Mount Sinai St. Luke’s Hospital in New York City paid a $387,000 settlement regarding alleged faxing of protected health information—including HIV status—to the complainant’s employer, rather than mailing it to the requested personal post office box.

Such “careless handling of HIV information” is a potential violation of the Health Insurance Portability and Accountability Act of 1996 (HIPAA) Privacy Rule, according to a press release by the U.S. Department of Health and Human Services (HHS), which received the settlement from St. Luke’s. The hospital also agreed to implement an action plan to ensure that this doesn’t happen again.

According to the HHS release, in September 2014 the HHS Office of Civil Rights (OCR) received a complaint that a staff member at the St. Luke’s-operated Spencer Cox Center for Health (now called the Institute for Advanced Medicine) had faxed the private information. The data included HIV status, mental health diagnosis, physical abuse, medications, sexual orientation and sexually transmitted infections.

What’s more, investigations revealed that this was not the first time staff at the Spencer Cox Center impermissibly faxed a patient’s information.

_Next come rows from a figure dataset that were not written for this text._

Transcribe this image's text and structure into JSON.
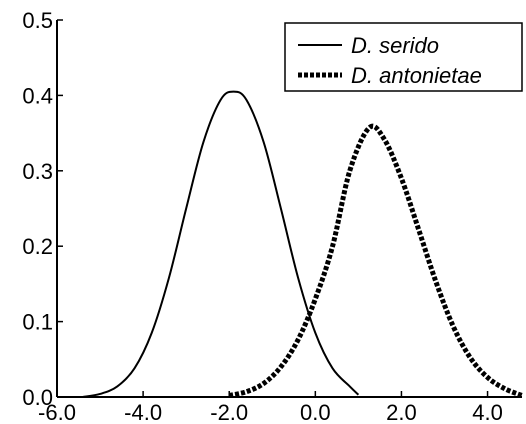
{
  "chart_data": {
    "type": "line",
    "title": "",
    "xlabel": "",
    "ylabel": "",
    "xlim": [
      -6.0,
      4.8
    ],
    "ylim": [
      0.0,
      0.5
    ],
    "xticks": [
      -6.0,
      -4.0,
      -2.0,
      0.0,
      2.0,
      4.0
    ],
    "xtick_labels": [
      "-6.0",
      "-4.0",
      "-2.0",
      "0.0",
      "2.0",
      "4.0"
    ],
    "yticks": [
      0.0,
      0.1,
      0.2,
      0.3,
      0.4,
      0.5
    ],
    "ytick_labels": [
      "0.0",
      "0.1",
      "0.2",
      "0.3",
      "0.4",
      "0.5"
    ],
    "grid": false,
    "legend_position": "top-right",
    "series": [
      {
        "name": "D. serido",
        "style": "solid",
        "color": "#000000",
        "x": [
          -5.4,
          -5.0,
          -4.6,
          -4.2,
          -3.8,
          -3.4,
          -3.0,
          -2.6,
          -2.2,
          -1.9,
          -1.6,
          -1.2,
          -0.8,
          -0.4,
          0.0,
          0.4,
          0.8,
          1.0
        ],
        "y": [
          0.0,
          0.004,
          0.014,
          0.038,
          0.085,
          0.158,
          0.25,
          0.338,
          0.394,
          0.405,
          0.394,
          0.338,
          0.25,
          0.158,
          0.085,
          0.038,
          0.014,
          0.003
        ]
      },
      {
        "name": "D. antonietae",
        "style": "dashed",
        "color": "#000000",
        "x": [
          -2.0,
          -1.6,
          -1.2,
          -0.8,
          -0.4,
          0.0,
          0.4,
          0.8,
          1.25,
          1.6,
          2.0,
          2.4,
          2.8,
          3.2,
          3.6,
          4.0,
          4.4,
          4.8
        ],
        "y": [
          0.002,
          0.007,
          0.018,
          0.04,
          0.076,
          0.13,
          0.2,
          0.3,
          0.357,
          0.342,
          0.29,
          0.222,
          0.153,
          0.094,
          0.052,
          0.026,
          0.011,
          0.002
        ]
      }
    ]
  }
}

“Individuals cannot trust in a health care system that does not appropriately safeguard their most sensitive PHI [protected health information],” said Roger Severino, OCR director, in the statement. “Covered entities and business associates have the responsibility under HIPAA to both identify and actually implement these safeguards. In exercising its enforcement authority, OCR takes into consideration aggravating factors such as the nature and extent of the harm caused by failure to comply with HIPAA requirements.”

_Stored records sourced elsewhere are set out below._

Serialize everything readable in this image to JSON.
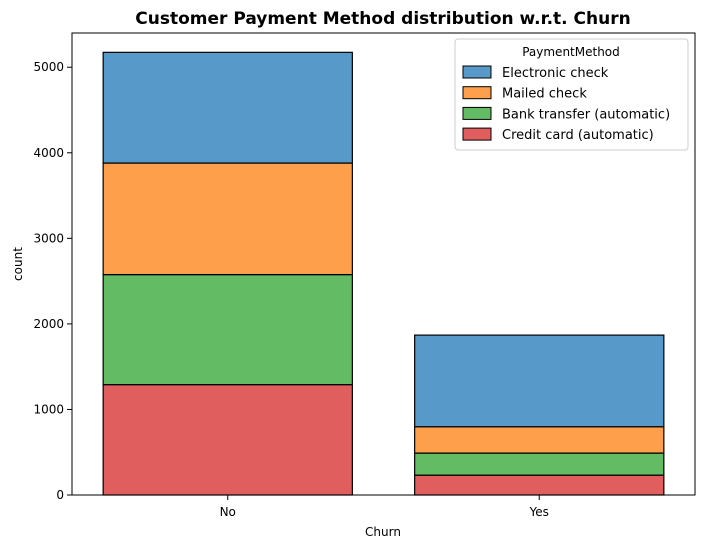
{
  "chart_data": {
    "type": "bar",
    "stacked": true,
    "title": "Customer Payment Method distribution w.r.t. Churn",
    "xlabel": "Churn",
    "ylabel": "count",
    "categories": [
      "No",
      "Yes"
    ],
    "ylim": [
      0,
      5400
    ],
    "yticks": [
      0,
      1000,
      2000,
      3000,
      4000,
      5000
    ],
    "grid": false,
    "legend": {
      "title": "PaymentMethod",
      "placement": "top-right"
    },
    "series": [
      {
        "name": "Credit card (automatic)",
        "color": "#e05f5e",
        "values": [
          1290,
          232
        ]
      },
      {
        "name": "Bank transfer (automatic)",
        "color": "#63bb63",
        "values": [
          1286,
          258
        ]
      },
      {
        "name": "Mailed check",
        "color": "#fe9f4c",
        "values": [
          1304,
          308
        ]
      },
      {
        "name": "Electronic check",
        "color": "#5799c8",
        "values": [
          1294,
          1071
        ]
      }
    ],
    "legend_order": [
      "Electronic check",
      "Mailed check",
      "Bank transfer (automatic)",
      "Credit card (automatic)"
    ]
  }
}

In an article about the settlement published by Information Security Media Group (ISMG), privacy attorney Kirk Nahra of the law firm Wiley Rein notes that “the message here is fix your problems when they happen. This was obviously a particularly sensitive piece of information, and it is possible that this also implicates a request for confidential communication or request for restriction in the HIPAA individual rights. So, while the [settlement] number may seem a bit high, this is both a repeated problem, and one that was not fixed, as well as a particularly harmful step.”

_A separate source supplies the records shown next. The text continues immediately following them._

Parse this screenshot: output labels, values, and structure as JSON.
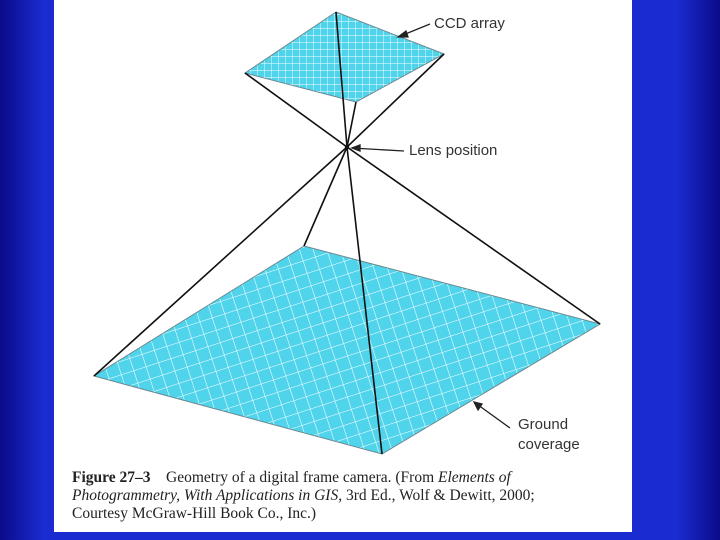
{
  "labels": {
    "ccd": "CCD array",
    "lens": "Lens position",
    "ground_line1": "Ground",
    "ground_line2": "coverage"
  },
  "caption": {
    "figure_number": "Figure 27–3",
    "text_1": "Geometry of a digital frame camera. (From ",
    "title_1": "Elements of",
    "title_2": "Photogrammetry, With Applications in GIS",
    "text_2": ", 3rd Ed., Wolf & Dewitt, 2000;",
    "text_3": "Courtesy McGraw-Hill Book Co., Inc.)"
  },
  "colors": {
    "grid_fill": "#4fd4ec",
    "grid_line": "#ffffff",
    "outline": "#111111",
    "background": "#1a2cd0"
  }
}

As ISMG points out, St. Luke’s corrective action plan calls for the hospital to take these steps:

  • Revise as necessary written policies and procedures concerning the uses and disclosures of protected health information, including by mail, fax or other electronic transmission;
  • Distribute those policies and procedures to its workforce and update them at least annually;
  • Review and revise its training materials to include instructions on safeguarding PHI, and provide that training to its workforce.